Good science fiction and good fantasy require suspension of disbelief as the story violates one or two basic truths of life as we know it. But from there on it needs to be internally consistent. Once Dorothy got dropped into Oz, everything was perfectly reasonable and consistent. This story wasn’t. There were lots of little loose ends. The precious plant that signals the ship can return to earth, despite being naked in outer space, still lives. It was well protected throughout, there was no need to flash freeze it outside the ship with just some minor wilting.

The Captain, on the one hand has to look up words like 'soil,' but spits out 'mutiny' at the Hal clone computer running the ship. If 'soil' dropped out the vocabulary after 700 years, surely 'mutiny' would have too after 700 years of total rule by the robots and computers.

It never was clear whether these were the same people who left earth 700 years ago who somehow stayed alive for all that time or if this was many generations of earthlings later. If the former, how did they live that long? There were children on board - it would be even stranger if they had stayed children all that time. But the human blobs who couldn’t get off their floating lounge chairs, needed help moving if they fell off, and spoke to each other via cell-phone like screens even though they were right next to each other, surely didn’t have sex. In fact, the two who were interfered with by WALL-E at one point accidentally touched hands and their looks of surprise suggested this was a totally new experience.

I wrote most of this and then looked to see if it had already been said. I found a list of many reviews and read a few from the top of the list (people who gushed) and a few from the bottom (people who gave mixed reviews.) Some of what I wrote was said by everyone I read, but most were so dazzled by the good parts they didn't reflect on how, rather than breaking new ground, the robots (such as the anti-contaminant robot) say, were just mechanical versions of the mice in Cinderella Or they simply saw such things as homage. Kenneth Turan of the LA Times, a reviewer I generally like, interprets it this way:
Daring and traditional, groundbreaking and familiar, apocalyptic and sentimental, "Wall-E" gains strength from embracing contradictions that would destroy other films.
I saw it as pushing and then running out of steam and going back to cliché. When I started blogging it never occurred to me to talk to the people in court I was writing about. I watched as the real reporters did. Well, of course, that's how you get your story. But when I did, finally, make contact with my 'subjects' I also realized that it changed the relationship. And when I wrote I found myself having to fight back toward objectivity. Reading Turan's review, I can't help but wonder whether the LA Times' long time reviewer knows the people who made this film and whether that colored his review. I have no idea, but just a thought.

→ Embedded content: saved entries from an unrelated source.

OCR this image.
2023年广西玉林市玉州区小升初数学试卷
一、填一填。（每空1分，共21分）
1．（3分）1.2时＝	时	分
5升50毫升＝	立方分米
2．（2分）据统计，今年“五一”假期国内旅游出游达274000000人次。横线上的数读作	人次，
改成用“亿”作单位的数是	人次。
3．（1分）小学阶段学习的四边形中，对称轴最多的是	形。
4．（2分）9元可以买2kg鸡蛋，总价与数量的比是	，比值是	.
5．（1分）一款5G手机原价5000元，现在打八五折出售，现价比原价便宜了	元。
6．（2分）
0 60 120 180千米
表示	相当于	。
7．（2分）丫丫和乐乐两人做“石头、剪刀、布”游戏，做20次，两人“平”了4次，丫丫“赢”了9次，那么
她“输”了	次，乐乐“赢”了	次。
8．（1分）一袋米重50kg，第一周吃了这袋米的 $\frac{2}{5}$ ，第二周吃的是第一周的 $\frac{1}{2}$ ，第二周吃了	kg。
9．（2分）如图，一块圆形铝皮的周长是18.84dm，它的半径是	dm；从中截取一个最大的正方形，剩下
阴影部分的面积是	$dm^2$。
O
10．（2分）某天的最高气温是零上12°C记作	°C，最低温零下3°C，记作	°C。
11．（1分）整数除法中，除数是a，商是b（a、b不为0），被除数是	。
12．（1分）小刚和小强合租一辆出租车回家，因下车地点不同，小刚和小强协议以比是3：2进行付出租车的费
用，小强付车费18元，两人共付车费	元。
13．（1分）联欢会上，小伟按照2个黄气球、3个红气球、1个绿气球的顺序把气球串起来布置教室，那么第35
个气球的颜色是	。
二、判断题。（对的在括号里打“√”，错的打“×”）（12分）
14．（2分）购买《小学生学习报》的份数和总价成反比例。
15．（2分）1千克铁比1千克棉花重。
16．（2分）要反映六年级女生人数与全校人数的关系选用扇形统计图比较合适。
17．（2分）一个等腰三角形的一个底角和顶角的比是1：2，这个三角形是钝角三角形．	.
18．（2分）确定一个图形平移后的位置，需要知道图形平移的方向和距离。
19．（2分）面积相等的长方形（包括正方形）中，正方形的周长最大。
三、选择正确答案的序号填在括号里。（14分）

The reviewer who came closest to capturing my reaction was SF Chronicle reviewer, Mick LaSalle, who probably doesn't know the Pixar people, wrote
What we have with "WALL-E" is 45 minutes of a masterpiece and another 50-odd minutes of dithering - there as a concession that you can't market a 45-minute movie.

1 comment:

  1. I liked your review and I put a link on my blog with a citation from yours, I hope you don't mind. If so,let me know and I will modify my blog. I think that the best part of the movie, is the one about the freak robots. I liked it very much.